ORevery hour, in Austrian pavilion of the Venice Biennaleone bell rings. Producing this sound is a naked female body, hanging upside down, swinging hitting metal. A powerful and disturbing image: an exposed and functional body, transformed into a gear, deprived of freedom and made into a spectacle. This is just one of the performances by artist and choreographer Florentina Holzinger. The most work photographed and discussed from the 61st International Art Exhibition of the Venice Biennale.
Austrian artist Florentina Holzinger performs at the Austrian Pavilion entitled “Seaworld Venice”. (Photo by Giuseppe Cottini/Getty Images)
The body according to Florentina Holzinger
There woman – clapper is located at the entrance to the Austrian pavilion and it’s part of the project SeaWorld Venice, edited by Nora-Swantje Almes. Installations, works and performances designed for provoke, first attract and then disgust the spectators in a latent reflection on body, technologies and nature. «The essence of my work lies in the uncompromising use of the body as a medium», explained the artist to Artribune. His training took place in dance and his concept of the body is not traditional: it is biological and engineering. Pieces that are composed and decomposed.
The collapse of Venice told with a disturbing water park
Water is the common thread of the entire project. Symbolic element of the lagoon city and metaphor of its environmental fragilityof his increasingly critical relationship with the tourism and climate change. Outside, near the public toilets, a naked woman remains in a tub made of glass for four hours with a mouthpiece in his mouth. Like a treasure in a display case, a painting in its frame: more precisely Giorgione’s sleeping Venus. Her beauty enchants, at least until viewers discover it the water it floats in is actually the filtered pee of all the visitors to the pavilion. Like Venice, this woman’s beauty is displayed as a work of art but is also immersed in other people’s wastethose of the few who live in comfort and watch from the other side of the glass as the world collapses.
Visitors explore the Austrian Pavilion titled “Seaworld Venice” by artist and choreographer Florentina Holzinger. (Photo by Giuseppe Cottini/Getty Images)

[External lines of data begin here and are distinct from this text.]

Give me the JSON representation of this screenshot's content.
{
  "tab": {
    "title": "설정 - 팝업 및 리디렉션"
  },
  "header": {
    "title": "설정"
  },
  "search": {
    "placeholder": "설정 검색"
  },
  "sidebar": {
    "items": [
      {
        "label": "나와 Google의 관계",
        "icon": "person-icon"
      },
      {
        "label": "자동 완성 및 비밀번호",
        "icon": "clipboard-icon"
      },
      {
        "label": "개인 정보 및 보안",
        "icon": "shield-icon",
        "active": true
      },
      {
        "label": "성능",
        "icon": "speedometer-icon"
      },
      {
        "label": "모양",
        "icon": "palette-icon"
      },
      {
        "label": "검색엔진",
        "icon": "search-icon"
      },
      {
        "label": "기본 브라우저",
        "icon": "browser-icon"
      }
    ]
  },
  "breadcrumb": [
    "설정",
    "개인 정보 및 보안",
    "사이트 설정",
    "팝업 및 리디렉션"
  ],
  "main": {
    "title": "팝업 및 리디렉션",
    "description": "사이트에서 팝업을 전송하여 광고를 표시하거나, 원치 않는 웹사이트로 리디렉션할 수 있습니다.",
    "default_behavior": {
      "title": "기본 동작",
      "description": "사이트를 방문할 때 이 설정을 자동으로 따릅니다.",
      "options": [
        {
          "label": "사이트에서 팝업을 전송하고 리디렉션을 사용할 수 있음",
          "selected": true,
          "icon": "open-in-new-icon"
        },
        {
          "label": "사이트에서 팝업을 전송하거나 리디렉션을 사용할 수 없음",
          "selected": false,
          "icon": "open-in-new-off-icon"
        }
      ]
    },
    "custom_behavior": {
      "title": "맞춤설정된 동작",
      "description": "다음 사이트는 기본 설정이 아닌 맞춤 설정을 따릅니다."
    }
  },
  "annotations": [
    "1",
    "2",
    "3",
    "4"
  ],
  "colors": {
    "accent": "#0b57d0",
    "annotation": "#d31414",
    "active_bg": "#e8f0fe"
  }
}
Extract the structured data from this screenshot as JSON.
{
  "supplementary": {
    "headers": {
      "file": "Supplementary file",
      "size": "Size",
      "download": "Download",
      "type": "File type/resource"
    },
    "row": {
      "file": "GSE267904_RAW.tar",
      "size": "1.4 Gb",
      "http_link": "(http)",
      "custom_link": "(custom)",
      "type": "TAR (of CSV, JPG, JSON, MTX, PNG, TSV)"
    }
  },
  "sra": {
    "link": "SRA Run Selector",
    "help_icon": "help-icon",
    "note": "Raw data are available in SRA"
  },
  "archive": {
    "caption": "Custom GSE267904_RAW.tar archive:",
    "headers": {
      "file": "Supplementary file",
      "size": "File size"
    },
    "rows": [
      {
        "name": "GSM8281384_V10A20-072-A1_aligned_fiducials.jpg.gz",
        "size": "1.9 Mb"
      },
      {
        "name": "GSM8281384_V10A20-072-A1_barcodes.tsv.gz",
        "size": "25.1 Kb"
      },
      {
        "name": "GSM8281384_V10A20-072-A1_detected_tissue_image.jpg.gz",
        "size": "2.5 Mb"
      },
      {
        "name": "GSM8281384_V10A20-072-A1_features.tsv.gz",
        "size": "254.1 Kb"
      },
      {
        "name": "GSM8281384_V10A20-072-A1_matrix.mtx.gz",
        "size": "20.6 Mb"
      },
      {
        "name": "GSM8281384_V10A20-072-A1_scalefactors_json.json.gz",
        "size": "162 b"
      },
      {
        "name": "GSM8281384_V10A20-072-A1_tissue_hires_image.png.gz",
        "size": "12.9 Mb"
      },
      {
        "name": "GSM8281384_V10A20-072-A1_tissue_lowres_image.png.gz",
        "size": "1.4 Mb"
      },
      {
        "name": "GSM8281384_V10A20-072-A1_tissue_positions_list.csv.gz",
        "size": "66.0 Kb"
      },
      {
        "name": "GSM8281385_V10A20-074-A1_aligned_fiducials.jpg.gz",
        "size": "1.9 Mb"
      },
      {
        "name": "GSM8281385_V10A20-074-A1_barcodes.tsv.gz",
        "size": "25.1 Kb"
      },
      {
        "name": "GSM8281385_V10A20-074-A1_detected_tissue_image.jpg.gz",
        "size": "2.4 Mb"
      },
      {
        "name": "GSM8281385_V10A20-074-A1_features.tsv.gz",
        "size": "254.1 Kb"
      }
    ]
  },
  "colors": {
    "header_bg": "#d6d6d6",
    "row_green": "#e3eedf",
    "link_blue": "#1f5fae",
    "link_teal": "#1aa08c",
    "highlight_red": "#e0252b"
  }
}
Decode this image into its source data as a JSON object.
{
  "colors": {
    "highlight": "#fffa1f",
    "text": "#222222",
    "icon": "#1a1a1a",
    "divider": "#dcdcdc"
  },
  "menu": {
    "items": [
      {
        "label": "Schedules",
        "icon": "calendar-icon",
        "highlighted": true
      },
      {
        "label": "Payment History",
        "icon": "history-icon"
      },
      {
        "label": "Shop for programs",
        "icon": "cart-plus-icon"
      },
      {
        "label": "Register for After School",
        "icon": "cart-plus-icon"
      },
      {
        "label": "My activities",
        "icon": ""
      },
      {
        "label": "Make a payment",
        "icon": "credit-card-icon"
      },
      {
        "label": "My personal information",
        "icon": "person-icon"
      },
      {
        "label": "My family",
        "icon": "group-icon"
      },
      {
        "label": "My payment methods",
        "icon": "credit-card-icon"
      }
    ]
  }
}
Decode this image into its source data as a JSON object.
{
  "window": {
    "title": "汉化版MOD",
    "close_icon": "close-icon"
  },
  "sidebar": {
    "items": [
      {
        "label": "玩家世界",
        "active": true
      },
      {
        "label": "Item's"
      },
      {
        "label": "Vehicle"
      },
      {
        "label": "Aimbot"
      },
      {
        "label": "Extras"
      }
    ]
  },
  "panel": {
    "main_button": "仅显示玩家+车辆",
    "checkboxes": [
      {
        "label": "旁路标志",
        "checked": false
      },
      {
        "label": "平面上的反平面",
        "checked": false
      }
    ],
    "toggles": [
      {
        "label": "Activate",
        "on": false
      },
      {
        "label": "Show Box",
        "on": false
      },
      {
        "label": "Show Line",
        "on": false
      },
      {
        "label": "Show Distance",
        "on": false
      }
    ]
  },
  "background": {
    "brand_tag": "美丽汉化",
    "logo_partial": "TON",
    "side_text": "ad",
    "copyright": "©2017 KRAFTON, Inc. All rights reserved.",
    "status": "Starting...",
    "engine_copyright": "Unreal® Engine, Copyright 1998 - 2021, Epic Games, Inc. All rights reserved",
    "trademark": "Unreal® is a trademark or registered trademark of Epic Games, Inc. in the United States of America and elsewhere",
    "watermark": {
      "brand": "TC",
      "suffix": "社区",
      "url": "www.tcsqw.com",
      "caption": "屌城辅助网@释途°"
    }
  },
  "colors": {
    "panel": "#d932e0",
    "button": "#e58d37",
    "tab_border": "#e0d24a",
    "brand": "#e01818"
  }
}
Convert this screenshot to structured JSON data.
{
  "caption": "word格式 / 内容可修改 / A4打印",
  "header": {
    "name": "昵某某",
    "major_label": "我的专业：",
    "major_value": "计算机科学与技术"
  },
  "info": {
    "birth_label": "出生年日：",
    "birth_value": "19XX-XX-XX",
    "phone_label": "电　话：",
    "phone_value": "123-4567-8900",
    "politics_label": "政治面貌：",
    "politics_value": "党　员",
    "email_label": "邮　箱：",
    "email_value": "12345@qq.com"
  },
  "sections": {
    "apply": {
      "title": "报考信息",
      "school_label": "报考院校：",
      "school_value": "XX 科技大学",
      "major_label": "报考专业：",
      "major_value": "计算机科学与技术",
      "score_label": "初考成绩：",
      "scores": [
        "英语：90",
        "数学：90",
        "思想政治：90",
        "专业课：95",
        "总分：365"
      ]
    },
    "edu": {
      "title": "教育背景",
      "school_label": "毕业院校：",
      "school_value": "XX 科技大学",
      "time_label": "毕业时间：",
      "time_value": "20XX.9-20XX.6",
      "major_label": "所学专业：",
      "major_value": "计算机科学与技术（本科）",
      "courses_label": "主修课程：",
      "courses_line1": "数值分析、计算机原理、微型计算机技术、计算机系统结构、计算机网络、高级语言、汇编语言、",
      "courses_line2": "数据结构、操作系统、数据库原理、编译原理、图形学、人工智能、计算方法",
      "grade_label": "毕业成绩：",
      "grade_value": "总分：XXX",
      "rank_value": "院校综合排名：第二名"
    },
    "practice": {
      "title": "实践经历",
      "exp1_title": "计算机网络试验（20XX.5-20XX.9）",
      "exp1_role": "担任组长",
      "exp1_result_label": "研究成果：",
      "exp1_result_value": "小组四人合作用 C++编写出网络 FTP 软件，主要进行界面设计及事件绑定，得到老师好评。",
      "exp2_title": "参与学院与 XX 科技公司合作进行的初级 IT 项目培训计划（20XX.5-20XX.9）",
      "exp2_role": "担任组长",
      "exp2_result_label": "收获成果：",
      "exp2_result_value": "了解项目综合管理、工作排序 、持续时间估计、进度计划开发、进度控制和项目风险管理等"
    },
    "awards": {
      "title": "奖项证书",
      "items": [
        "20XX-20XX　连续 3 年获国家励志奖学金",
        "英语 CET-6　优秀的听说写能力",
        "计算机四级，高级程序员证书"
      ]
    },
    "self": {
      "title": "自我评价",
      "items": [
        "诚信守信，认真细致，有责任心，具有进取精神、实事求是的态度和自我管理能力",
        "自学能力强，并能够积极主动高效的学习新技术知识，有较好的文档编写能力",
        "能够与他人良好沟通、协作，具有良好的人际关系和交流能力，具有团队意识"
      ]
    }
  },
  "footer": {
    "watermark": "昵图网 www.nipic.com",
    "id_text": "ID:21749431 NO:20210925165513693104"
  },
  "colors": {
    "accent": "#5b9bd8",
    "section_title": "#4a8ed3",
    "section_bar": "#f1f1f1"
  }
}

Climate change exhibited at the Venice Biennale
Among the most emblematic performances, a naked woman on a jet ski in a narrow pool zooms and spins, splashing the audience. A gesture that becomes a metaphor forovertourism and the accelerated consumption of the city. At other times, the pavilion floodsevoking directly rising seas and the consequences of global warming. The entire space thus becomes an immersive representation of the environmental crisis.
Visitors explore the Austrian Pavilion titled “Seaworld Venice” by artist and choreographer Florentina Holzinger. Performance Jet Ski. (Photo by Giuseppe Cottini/Getty Images)
The Woman from Campania by Florentina Holzinger
Of all of them, the figure of the woman from Campania remains the most iconic. His daily gesture, repeated and ritual, becomes one reflection on the female body as an object of control. A complaint directed at Catholic Church. A criticism of patriarchyto the role of women in society and religion. To the abuse and violence it has suffered for centuries. Besides the nudity, maybe that’s why the installation quickly became one of the most visited and photographed of the Biennale.